Le juge des référés du Conseil d'Etat, dans deux décisions du 25 avril 2017, refuse de suspendre deux décisions d'assignation à résidence prises sur le fondement de l'état d'urgence à l'encontre de personnes ayant des liens avec l'islam radical. Ces décisions n'auraient rien de surprenant si elles ne concernaient pas des assignations de longue durée, les intéressés ayant été soumis à une telle mesure dès la mise en oeuvre de l'état d'urgence depuis environ dix-sept mois.
Le dialogue des juges
La loi du 19 décembre 2016 interdit en principe qu'une personne puisse être assignée à résidence sur le fondement de l'état d'urgence pour une durée supérieure à un an. Le ministre peut toutefois déroger à cette règle et renouveler l'assignation au-delà d'un an, par périodes de trois mois. Dans le texte initial de la loi, il était prévu qu'une telle prolongation soit subordonnée à l'autorisation du Conseil d'Etat. Mais, dans sa décision QPC du 16 mars 2017, le Conseil constitutionnel abroge cette disposition, au motif que le Conseil d'Etat ne pouvait, sans porter atteinte au principe d'impartialité, autoriser une décision qu'il pourrait ensuite être amené à contrôler. Le Conseil d'Etat n'intervient donc plus en amont de l'assignation mais demeure évidemment compétent pour en contrôler la légalité. En l'espèce, les deux assignations contestées ont donc été prorogées par le ministre de l'intérieur et le juge administratif doit se prononcer sur les demandes de suspension formulées par référé. Ce faisant, il se prononce aussi sur les conditions de la prorogation telles que le Conseil constitutionnel les a définies dans cette même décision du 16 mars 2017.
La décision QPC du 16 mars 2017
Selon la loi de 1955 telle que modifiée par celle du 19 décembre 2016, l'assignation à résidence peut être prononcée, et renouvelée "s'il existe des raisons sérieuses de penser" que le comportement de l'intéressé "constitue une menace pour la sécurité et l'ordre publics". Dans sa décision QPC du 16 mars 2017, le Conseil constitutionnel ajoute que, lorsqu'il s'agit d'une assignation supérieure à un an, l'administration doit, en outre, produire "des éléments nouveaux ou complémentaires" et prendre en considération l'ensemble de la situation personnelle de l'intéressé, et notamment les obligations auxquelles il est soumis.
Considérons donc la manière dont le juge des référés du Conseil d'Etat met en application ces critères définis par le Conseil constitutionnel.
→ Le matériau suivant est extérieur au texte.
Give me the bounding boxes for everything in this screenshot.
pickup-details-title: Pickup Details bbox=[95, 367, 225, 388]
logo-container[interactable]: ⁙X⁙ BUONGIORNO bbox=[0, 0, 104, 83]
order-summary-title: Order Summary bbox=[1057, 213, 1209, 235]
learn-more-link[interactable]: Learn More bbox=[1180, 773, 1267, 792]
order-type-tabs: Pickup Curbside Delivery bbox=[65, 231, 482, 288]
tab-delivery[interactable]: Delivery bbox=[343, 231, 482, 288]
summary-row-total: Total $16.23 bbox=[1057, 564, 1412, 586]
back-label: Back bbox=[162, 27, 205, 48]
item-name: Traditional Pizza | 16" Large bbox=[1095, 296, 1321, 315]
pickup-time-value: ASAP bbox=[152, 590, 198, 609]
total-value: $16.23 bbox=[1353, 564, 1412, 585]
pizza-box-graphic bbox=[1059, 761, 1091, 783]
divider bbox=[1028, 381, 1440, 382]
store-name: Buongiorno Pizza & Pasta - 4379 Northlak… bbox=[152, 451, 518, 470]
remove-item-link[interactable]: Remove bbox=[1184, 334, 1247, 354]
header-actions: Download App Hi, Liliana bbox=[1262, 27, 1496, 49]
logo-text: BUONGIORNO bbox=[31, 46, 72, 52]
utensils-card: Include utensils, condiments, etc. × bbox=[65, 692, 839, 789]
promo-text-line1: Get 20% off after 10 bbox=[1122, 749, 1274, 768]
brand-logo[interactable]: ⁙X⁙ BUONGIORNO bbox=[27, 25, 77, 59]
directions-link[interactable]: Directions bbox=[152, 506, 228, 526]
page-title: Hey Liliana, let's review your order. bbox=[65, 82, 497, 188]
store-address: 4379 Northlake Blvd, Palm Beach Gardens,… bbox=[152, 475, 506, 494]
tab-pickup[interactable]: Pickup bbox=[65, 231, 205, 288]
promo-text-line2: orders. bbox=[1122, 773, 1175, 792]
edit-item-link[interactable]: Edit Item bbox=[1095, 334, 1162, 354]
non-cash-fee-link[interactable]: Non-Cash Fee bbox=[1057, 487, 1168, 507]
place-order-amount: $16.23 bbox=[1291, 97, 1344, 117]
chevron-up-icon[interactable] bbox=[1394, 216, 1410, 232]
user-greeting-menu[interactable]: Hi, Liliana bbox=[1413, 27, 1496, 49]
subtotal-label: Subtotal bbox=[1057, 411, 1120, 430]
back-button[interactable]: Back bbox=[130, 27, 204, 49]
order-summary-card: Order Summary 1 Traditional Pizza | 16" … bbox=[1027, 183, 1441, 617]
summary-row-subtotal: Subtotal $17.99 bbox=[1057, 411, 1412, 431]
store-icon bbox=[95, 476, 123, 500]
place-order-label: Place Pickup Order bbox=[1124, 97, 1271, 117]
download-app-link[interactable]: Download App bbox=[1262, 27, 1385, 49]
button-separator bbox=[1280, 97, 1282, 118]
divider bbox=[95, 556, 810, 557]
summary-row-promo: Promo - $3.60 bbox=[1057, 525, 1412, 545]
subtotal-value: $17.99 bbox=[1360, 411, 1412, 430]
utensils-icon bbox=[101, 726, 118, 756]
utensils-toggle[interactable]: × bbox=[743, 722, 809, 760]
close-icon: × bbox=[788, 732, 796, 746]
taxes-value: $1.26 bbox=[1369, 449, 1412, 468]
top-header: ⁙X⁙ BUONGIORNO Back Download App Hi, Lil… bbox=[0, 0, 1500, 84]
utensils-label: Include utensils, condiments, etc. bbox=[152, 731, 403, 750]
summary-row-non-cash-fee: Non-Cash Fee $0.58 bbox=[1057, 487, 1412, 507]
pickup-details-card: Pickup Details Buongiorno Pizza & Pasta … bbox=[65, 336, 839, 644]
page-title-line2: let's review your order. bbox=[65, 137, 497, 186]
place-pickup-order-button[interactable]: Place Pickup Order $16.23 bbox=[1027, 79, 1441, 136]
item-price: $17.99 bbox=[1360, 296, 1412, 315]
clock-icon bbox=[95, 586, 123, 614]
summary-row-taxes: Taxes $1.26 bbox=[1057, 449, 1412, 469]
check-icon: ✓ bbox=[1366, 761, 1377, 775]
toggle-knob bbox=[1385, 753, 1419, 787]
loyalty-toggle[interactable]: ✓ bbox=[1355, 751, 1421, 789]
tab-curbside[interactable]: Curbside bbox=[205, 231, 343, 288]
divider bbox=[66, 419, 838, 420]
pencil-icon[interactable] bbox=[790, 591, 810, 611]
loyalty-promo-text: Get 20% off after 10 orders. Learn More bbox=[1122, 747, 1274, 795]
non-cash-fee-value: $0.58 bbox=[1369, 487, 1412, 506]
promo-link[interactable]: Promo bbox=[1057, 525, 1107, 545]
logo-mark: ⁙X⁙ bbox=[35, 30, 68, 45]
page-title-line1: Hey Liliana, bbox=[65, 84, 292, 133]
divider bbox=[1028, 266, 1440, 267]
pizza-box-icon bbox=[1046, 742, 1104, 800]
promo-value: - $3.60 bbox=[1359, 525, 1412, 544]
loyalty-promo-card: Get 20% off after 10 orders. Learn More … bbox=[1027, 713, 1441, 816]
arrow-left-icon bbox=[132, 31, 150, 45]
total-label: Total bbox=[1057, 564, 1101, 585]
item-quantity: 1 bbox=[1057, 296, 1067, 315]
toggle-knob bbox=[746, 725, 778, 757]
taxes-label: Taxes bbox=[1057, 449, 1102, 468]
Ce dialogue des juges se révèle, au moins dans une certaine mesure, comme un
dialogue de sourds, car le Conseil d'Etat donne une interprétation très personnelle des conditions imposées par le Conseil constitutionnel.
Le juge des référés du Conseil d'Etat
s'assurant de l'effectivité d'une assignation à résidence
Papy fait de la résistance. Jean-Marie Poiré. 1983
La menace d'une particulière gravité
Le Conseil d'Etat s'assure, conformément à la jurisprudence du Conseil constitutionnel, que "le comportement de la personne en cause doit constituer une menace
d'une particulière gravité pour la sécurité et l'ordre public". Dans la première décision, il est avéré que M. E. est proche de l'islam radical depuis 2009, qu'il est actuellement mis en examen pour association de malfaiteurs en vue de la préparation d'un acte terroriste. Condamné à trois mois de prison ferme pour avoir violé les obligations liées à son assignation à résidence, il continue des fréquenter des personnes liées à l'islam radical. Le profil du second requérant, M. A. B., n'est guère différent. Dès 2006, il fréquente une madrasa formant les futurs combattants du Djihad. Il est proche d'un imam salafiste et a hébergé des personnes impliquées dans des filières d'acheminement vers les zones de combat. Plus récemment, il est devenu président de l'association Sanâbil, qui développait des liens avec des réseaux réseaux terroristes. Lui aussi a violé à deux reprises les obligations liées à son assignation et a été condamné pour ces motifs. Lui non plus n'a pas renoncé à ses liens avec l'islam radical. Dans les deux cas, le juge administratif des référés estime donc que les requérants ont un comportement qui constitue une menace d'une particulière gravité pour la sécurité et l'ordre public.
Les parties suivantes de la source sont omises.